“Bridgegate” was the political scandal that marked the beginning of the end of New Jersey Gov. Chris Christie’s presidential hopes. The scandal’s legal consequences could prove more consequential if, as prosecutors fear, the criminal convictions in the case are thrown out by the Supreme Court.
On Tuesday, the justices will revisit the case that made headlines in 2013 on the first day of school when, unbeknownst to the public, officials close to Christie ordered shut down two of three access lanes from Fort Lee on to the George Washington Bridge.
The result was chaos, and it went on for four days.
The George Washington Bridge, which connects New York and New Jersey, is the busiest bridge in the world, with 250,000 to 300,000 vehicles crossing each day. So when two of Fort Lee’s three access lanes were closed, the gridlock was so serious that even paramedics answering 911 calls had to abandon their ambulances to walk with whatever equipment they could carry.
In the end, it turned out that officials appointed by the Republican governor had ordered the closings to punish the Democratic mayor of Fort Lee for refusing to endorse Christie for re-election.
Governor Christie professed ignorance, and embarrassment, and a federal investigation ensued.
The Republican governor was not prosecuted. But his poll ratings plummeted, never to recover. And three public officials close to him were convicted of fraud in the scandal.
One, David Wildstein, a top staffer at the Port Authority, which runs bridges and tunnels in the New York area, pleaded guilty. Two others were tried, convicted of fraud, and sentenced to prison: William Baroni, the deputy director of the Port Authority, and Bridget Anne Kelly, Christie’s deputy chief of staff. She famously texted during the gridlock, “Is it wrong that I’m smiling?”
She has consistently maintained that she was essentially a fall guy for Christie.
“I will not allow myself to be the scapegoat in this case,” she said after her conviction. “I look forward to the appeal.”
On Tuesday she will be at the Supreme Court, where her lawyers will argue that her actions, and those of Baroni, were driven by a political motive, and while that may not be attractive, it is not fraud.
If Kelly can go to jail for her actions in Bridgegate, they say, there is no limit to who could be prosecuted–a mayor who rewards a political supporter by ordering pothole repairs on her street instead of another, or a staffer who requests an environmental review in order to placate a lobbying group, or a state official who appoints a friend to a position, calling him the best qualified, when he is not.
But the government sees the case very differently. It is not Kelly’s political motives that are the issue, the government says: It is the use of public funds and property to carry out and cover-up the Bridgegate plot.

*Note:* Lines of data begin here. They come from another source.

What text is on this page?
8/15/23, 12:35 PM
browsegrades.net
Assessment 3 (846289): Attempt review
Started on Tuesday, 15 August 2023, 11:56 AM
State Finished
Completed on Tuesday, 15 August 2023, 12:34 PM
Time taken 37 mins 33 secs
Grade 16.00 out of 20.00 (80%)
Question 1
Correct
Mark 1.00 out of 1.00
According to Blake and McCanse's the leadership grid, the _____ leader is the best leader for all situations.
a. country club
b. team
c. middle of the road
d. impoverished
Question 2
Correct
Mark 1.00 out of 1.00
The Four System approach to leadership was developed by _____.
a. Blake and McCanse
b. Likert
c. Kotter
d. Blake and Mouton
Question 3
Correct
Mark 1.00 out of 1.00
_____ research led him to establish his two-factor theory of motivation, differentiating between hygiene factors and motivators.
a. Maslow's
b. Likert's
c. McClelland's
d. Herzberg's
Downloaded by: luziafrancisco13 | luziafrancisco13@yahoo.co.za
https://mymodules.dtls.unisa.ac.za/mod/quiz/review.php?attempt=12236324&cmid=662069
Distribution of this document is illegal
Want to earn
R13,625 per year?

The jury found that in order to hide the true purpose of the lane closing, Kelly and Baroni created a phony traffic study and assigned public employees to gather information for it. In addition to the money paid to those employees for their time, the government says thousands more in taxpayer funds were paid out to toll collectors on the bridge because of dislocations caused by the lane closing.

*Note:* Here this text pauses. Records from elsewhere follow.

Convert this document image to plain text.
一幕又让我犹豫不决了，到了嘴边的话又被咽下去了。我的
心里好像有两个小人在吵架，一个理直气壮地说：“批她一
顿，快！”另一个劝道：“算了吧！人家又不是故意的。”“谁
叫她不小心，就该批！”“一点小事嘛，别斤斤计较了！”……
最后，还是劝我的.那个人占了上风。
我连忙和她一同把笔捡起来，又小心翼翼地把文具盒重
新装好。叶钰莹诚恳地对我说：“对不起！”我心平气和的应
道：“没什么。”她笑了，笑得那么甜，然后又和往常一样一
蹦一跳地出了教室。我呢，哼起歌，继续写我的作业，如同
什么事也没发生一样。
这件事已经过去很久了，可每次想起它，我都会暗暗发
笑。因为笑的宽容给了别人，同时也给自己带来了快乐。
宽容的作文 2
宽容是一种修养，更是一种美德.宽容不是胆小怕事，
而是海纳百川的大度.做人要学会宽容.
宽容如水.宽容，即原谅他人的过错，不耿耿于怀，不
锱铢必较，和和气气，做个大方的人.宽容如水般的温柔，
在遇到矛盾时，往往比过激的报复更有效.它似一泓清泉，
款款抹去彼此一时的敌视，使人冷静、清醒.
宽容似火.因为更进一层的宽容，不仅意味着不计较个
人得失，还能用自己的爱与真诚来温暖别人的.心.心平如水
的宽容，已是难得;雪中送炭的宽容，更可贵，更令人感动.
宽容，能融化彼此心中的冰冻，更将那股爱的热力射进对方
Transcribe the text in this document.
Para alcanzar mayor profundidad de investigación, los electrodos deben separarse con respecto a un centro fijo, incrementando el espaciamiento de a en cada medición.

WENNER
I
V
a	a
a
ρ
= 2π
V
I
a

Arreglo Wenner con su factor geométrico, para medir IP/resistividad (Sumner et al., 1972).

All of this may sound like hair splitting, but when it comes to white-collar crime and political corruption, the modern-day Supreme Court has made it increasingly difficult to prosecute wrongdoers. In recent years, for instance, the Supreme Court has thrown out multiple public corruption convictions–in some cases, the court has all but eviscerated broad statutes aimed at ensuring the honest services of public employees.
As a result, federal prosecutors have increasingly relied on anti-fraud statutes instead. So a loss in the Kelly case could strip prosecutors of yet another tool.